ユーザーファーストの正しい理解とは?制作現場とビジネス側のギャップ
「ユーザーファースト」という言葉は、すっかり当たり前になりました。
Web制作、プロダクト開発、マーケティング、経営判断。
どんな場面でも、「それはユーザーのためになっているか?」という問いが投げかけられます。
この変化自体は、とても健全だと思います。
少なくとも「作り手の都合だけで決める」時代ではなくなりました。
ただ、現場にいると、ときどき引っかかる瞬間があります。
「……それ、本当に“ユーザーファースト”の話だろうか?」
同じ言葉を使っているのに、見ている方向が微妙にズレている。
この記事では、その違和感の正体を整理してみたいと思います。
この記事でわかること
- 「ユーザーファースト」とは、制作現場とビジネス側で微妙なズレがあり、異なる意味を持つ概念。
- 制作サイドの「ユーザーファースト」は、プロダクト利用時の体験に焦点を当てたUI/UX設計や使いやすさを重視する特徴。
- 発注者や経営層の「ユーザーファースト」は、売上や成果指標に基づいた意思決定やビジネス重視の視点が強い。
- 制作現場と発注側のズレは、「ユーザーを体験する存在」と「購買する存在」という捉え方の違いに起因する。
- 真の「ユーザーファースト」は、行動データやユーザーの感情や行動に基づいた検証を重視し、スローガンではなくプロセスである。

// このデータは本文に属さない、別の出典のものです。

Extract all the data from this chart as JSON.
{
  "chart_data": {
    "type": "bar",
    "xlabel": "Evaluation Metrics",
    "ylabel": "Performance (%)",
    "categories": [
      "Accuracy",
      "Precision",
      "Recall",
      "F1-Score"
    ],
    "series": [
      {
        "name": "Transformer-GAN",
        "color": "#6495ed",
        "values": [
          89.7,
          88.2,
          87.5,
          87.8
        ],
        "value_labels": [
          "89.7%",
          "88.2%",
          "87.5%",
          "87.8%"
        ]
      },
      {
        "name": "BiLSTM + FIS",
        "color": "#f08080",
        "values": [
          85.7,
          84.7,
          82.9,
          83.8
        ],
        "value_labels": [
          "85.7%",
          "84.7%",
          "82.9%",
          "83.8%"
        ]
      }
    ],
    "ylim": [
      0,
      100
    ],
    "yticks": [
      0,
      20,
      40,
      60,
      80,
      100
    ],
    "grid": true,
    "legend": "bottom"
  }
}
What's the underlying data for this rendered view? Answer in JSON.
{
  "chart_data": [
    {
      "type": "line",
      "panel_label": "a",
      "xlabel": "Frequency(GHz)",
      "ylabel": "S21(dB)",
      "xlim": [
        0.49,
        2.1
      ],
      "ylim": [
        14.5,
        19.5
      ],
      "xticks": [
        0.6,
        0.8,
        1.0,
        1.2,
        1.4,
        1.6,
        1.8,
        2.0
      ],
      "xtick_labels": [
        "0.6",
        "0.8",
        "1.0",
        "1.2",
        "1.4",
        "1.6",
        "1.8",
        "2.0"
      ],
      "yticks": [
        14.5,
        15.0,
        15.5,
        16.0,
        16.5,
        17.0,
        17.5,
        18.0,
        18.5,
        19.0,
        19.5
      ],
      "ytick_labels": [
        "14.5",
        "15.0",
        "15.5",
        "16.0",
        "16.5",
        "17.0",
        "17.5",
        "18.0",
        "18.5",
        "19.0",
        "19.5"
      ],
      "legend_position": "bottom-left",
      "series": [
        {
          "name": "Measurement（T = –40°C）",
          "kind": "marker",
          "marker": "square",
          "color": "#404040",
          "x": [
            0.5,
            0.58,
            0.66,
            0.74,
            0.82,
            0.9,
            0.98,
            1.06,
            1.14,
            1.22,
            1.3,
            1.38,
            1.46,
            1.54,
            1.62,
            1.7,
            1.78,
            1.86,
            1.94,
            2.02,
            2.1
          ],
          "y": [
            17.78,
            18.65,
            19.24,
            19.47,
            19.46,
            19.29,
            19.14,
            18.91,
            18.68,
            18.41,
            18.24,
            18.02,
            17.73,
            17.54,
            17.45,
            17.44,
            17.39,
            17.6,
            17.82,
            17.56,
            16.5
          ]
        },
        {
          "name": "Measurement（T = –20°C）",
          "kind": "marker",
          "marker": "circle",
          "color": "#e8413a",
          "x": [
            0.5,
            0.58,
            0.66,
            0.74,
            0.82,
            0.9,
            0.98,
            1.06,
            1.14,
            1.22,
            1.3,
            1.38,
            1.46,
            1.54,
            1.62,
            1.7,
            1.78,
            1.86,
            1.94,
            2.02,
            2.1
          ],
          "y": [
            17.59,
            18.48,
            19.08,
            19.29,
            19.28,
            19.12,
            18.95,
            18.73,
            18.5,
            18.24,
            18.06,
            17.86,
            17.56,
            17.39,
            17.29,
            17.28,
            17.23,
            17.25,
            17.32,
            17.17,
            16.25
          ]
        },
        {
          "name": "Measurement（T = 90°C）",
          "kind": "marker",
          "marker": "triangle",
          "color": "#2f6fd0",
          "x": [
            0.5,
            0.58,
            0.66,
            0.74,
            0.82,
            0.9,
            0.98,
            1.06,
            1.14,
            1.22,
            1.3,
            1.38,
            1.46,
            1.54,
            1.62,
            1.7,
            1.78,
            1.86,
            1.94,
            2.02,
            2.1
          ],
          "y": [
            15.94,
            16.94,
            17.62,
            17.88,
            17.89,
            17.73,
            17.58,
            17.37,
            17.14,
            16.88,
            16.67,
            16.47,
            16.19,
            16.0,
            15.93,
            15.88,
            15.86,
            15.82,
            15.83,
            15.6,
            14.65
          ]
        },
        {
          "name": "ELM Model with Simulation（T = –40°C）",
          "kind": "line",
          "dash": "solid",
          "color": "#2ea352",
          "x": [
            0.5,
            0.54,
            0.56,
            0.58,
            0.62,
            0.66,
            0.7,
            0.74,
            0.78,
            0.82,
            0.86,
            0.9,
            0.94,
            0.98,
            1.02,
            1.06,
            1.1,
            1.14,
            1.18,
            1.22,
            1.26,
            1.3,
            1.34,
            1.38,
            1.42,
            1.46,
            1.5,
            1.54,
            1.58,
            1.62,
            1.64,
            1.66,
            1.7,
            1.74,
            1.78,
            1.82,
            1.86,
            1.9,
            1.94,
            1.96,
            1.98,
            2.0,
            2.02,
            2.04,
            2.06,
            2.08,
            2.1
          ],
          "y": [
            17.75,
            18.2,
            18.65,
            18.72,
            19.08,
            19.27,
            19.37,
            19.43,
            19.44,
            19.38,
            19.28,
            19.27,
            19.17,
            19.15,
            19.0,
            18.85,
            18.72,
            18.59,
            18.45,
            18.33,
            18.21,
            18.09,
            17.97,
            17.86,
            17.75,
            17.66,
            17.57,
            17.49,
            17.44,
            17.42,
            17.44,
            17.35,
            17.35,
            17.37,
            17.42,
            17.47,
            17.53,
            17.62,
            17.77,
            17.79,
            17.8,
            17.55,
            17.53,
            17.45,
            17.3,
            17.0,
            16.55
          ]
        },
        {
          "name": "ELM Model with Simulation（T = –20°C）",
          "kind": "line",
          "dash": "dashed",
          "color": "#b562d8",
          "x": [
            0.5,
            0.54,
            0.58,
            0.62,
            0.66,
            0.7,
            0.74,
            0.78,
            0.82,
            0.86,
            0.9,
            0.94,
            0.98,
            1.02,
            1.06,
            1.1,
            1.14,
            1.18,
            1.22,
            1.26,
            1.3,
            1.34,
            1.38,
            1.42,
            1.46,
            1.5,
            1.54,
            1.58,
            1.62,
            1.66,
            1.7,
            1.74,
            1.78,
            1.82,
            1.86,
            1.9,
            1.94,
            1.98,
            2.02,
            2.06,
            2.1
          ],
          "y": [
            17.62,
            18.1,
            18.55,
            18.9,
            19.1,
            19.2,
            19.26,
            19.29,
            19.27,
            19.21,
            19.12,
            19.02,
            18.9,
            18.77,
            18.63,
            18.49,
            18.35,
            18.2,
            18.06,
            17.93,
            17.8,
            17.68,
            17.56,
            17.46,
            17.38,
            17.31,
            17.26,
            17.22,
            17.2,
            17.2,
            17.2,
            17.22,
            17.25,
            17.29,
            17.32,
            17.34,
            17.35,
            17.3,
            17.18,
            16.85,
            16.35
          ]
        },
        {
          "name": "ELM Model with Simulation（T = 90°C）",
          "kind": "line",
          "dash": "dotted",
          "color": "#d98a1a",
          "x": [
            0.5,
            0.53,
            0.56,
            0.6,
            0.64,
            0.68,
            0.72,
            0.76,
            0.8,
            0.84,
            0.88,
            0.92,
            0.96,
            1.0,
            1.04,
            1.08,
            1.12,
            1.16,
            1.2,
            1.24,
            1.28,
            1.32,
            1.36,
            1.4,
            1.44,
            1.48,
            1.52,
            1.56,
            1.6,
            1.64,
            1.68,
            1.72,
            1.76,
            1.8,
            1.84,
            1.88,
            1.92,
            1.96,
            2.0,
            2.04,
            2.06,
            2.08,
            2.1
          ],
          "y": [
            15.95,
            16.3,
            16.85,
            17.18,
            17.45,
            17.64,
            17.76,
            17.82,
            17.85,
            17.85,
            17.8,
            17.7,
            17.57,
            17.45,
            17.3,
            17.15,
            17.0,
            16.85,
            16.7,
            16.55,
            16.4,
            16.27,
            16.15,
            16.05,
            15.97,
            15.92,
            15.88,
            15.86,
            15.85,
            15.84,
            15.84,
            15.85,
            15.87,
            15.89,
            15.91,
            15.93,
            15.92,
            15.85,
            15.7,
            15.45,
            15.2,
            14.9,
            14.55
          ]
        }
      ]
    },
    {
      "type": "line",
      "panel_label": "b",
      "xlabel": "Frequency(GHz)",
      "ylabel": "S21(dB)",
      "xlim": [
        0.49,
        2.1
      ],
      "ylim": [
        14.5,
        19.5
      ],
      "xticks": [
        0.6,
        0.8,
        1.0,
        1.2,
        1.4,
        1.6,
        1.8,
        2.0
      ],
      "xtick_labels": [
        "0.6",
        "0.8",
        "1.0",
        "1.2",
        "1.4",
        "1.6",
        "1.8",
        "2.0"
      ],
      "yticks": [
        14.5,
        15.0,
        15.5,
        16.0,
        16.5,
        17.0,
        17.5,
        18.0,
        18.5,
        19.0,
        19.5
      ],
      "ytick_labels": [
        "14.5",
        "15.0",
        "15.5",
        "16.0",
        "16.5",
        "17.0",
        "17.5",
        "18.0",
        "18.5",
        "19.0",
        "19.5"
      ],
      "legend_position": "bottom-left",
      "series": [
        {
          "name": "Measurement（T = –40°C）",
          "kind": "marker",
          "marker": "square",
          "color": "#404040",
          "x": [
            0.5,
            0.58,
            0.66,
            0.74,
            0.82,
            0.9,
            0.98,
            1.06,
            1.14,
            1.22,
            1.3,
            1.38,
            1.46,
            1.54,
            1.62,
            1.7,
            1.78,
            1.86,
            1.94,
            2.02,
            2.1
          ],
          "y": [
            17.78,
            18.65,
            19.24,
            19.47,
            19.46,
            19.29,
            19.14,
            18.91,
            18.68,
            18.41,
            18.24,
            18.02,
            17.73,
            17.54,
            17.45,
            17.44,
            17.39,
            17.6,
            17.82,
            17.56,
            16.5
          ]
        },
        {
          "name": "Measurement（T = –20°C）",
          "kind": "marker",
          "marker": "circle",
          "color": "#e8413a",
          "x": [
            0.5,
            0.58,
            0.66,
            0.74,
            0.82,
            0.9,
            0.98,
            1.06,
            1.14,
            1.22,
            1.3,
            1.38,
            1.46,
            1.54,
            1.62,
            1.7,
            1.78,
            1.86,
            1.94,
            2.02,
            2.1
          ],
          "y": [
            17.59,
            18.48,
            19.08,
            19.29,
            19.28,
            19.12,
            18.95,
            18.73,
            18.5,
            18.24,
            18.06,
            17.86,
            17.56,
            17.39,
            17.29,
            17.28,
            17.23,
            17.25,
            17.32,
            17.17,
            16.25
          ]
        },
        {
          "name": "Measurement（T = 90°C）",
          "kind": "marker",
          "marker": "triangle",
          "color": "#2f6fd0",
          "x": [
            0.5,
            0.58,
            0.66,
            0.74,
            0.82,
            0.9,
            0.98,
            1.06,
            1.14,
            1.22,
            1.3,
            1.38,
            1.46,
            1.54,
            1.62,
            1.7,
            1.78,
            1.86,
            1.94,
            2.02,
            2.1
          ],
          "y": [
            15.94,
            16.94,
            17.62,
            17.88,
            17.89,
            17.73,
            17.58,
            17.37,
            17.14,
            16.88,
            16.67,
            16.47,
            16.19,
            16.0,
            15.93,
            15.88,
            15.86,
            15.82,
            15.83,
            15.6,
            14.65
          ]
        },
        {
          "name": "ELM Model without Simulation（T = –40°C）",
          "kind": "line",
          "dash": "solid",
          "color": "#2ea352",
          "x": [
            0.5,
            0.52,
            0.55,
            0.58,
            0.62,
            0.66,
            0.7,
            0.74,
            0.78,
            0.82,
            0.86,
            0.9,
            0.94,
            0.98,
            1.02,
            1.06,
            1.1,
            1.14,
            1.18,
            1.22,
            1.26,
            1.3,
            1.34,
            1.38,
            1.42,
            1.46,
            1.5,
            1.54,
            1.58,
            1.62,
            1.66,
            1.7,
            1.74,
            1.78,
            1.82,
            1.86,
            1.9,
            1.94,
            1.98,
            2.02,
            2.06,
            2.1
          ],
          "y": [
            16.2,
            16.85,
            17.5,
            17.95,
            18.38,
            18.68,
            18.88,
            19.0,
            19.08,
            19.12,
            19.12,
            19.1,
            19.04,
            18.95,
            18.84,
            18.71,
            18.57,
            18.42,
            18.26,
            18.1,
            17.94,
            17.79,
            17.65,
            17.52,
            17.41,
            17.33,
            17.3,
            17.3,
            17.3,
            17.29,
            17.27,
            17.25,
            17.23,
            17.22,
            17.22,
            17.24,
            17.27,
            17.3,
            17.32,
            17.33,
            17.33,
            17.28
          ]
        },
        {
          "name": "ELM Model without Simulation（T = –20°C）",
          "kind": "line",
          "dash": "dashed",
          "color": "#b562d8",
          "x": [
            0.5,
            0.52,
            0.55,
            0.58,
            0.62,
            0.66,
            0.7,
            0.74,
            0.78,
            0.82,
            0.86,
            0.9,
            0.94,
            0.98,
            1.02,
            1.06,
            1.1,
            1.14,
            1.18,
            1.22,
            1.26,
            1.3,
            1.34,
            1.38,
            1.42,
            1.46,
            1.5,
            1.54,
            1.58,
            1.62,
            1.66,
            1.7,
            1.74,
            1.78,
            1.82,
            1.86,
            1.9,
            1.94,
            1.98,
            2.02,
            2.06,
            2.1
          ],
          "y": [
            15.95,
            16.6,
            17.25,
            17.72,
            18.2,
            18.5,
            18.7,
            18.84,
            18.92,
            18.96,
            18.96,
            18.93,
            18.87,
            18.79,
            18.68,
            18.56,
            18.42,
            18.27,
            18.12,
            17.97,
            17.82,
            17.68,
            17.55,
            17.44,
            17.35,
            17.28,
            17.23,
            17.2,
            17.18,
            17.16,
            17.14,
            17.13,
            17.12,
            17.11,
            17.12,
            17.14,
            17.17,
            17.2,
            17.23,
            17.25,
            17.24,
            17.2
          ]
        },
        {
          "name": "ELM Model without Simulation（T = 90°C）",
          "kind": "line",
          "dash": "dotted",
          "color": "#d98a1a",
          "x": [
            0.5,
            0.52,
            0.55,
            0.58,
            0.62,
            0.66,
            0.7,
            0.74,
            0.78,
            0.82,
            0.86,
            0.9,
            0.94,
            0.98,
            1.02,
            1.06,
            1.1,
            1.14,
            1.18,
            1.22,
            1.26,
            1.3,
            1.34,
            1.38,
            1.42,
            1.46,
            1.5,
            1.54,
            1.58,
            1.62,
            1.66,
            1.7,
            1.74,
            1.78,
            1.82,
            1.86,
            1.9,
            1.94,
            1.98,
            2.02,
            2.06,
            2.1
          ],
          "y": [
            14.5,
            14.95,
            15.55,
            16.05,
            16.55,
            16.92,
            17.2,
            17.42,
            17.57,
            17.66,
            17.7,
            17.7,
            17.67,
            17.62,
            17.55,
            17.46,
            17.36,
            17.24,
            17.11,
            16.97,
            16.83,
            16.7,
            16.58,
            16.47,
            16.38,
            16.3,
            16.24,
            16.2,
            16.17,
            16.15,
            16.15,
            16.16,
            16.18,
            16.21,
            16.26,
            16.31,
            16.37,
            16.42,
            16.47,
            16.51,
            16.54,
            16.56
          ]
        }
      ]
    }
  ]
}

- 最も重要なのは、「ユーザーにとって本当に良い未来につながるのか?」という視点を忘れず、誠実な観察と問いを持ち続けること。
制作現場で語られる「ユーザーファースト」
制作側が思い浮かべているユーザーは、とても具体的です。
- 実際にその画面を見る人
- 操作で迷うかどうか
- ストレスなく目的にたどり着けるか
デザイナーやエンジニアは、「使われる瞬間」をかなり細かく想像しています。
だからこそ、
- 導線設計
- 情報の優先順位
- 文言の分かりやすさ
- 余白や視線の流れ
といった部分に、強く意識が向きます。
制作現場におけるユーザーファーストは、「使っている最中の体験」をどう整えるか、という話であることが多いです。
発注側・ビジネス側が考える「ユーザーファースト」
一方で、発注側や経営層が語るユーザーファーストには、別の軸が混ざってきます。
- 売上
- 認知
- コンバージョン
- リピート率
例えば、
「アンケートでこういう声が多かったので」
「営業から、この情報は必要だと言われていて」
「口コミでここが分かりづらいと書かれていた」
こうした“ユーザーの声”を根拠に、判断が下される場面も少なくありません。
ここで想定されているユーザーは、
- 買ってくれる人
- 問い合わせをくれる人
- 意見を強く発信する人
など、ビジネス上の影響力が大きい層に寄りがちです。
どちらが正しい、という話ではありません。
ただ、見ているユーザー像が違う、というだけです。
同じ言葉なのに、なぜ噛み合わなくなるのか
制作側は、「今この画面を触っている人」を想像します。
発注側は、「最終的に成果につながる人」を想像します。
このズレは、
- どこに情報を置くか
- どこまで説明するか
- どのタイミングで行動を促すか
といった、UIや構成の判断に、そのまま影響します。
結果として、
「ユーザーのために、ここを足したい」
「いや、それは逆に分かりづらくなる」
という会話が生まれます。
どちらも“ユーザーのことを考えている”のに、前提が違うから、平行線になるんですね。
「ユーザーの代弁者」になりすぎないために
制作側が陥りがちなのは、「こうした方がユーザーは喜ぶはずだ」という思い込みです。
一方で、発注側が陥りがちなのは、「この声がある=全ユーザーの総意」という短絡です。
どちらも、悪意があるわけではありません。
だからこそ必要なのは、誰かの代弁をすることではなく、検証し続ける立場でいることだと思っています。
- 行動データ
- 離脱ポイント
- ヒートマップ
- 定性インタビュー
こうした事実をもとに、「実際に、ユーザーはどう動いたのか」を見続ける。
ユーザーファーストは、一度決めて終わるものではなく、何度も問い直すプロセスなのだと思います。
言葉が便利になるほど、注意が必要になる
「ユーザーファースト」という言葉は、とても便利です。
誰も反対しにくく、正しそうに聞こえる。
だからこそ、誰かの都合を“ユーザーのため”と言い換えてしまう危うさもあります。
大切なのは、
「これは本当に、ユーザーにとって良い未来につながるのか?」
と、立ち止まって考えること。
制作とビジネス、現場と発注。
その間にあるズレを意識しながら、それでも問い続ける姿勢こそが、誠実なユーザーファーストなのではないでしょうか。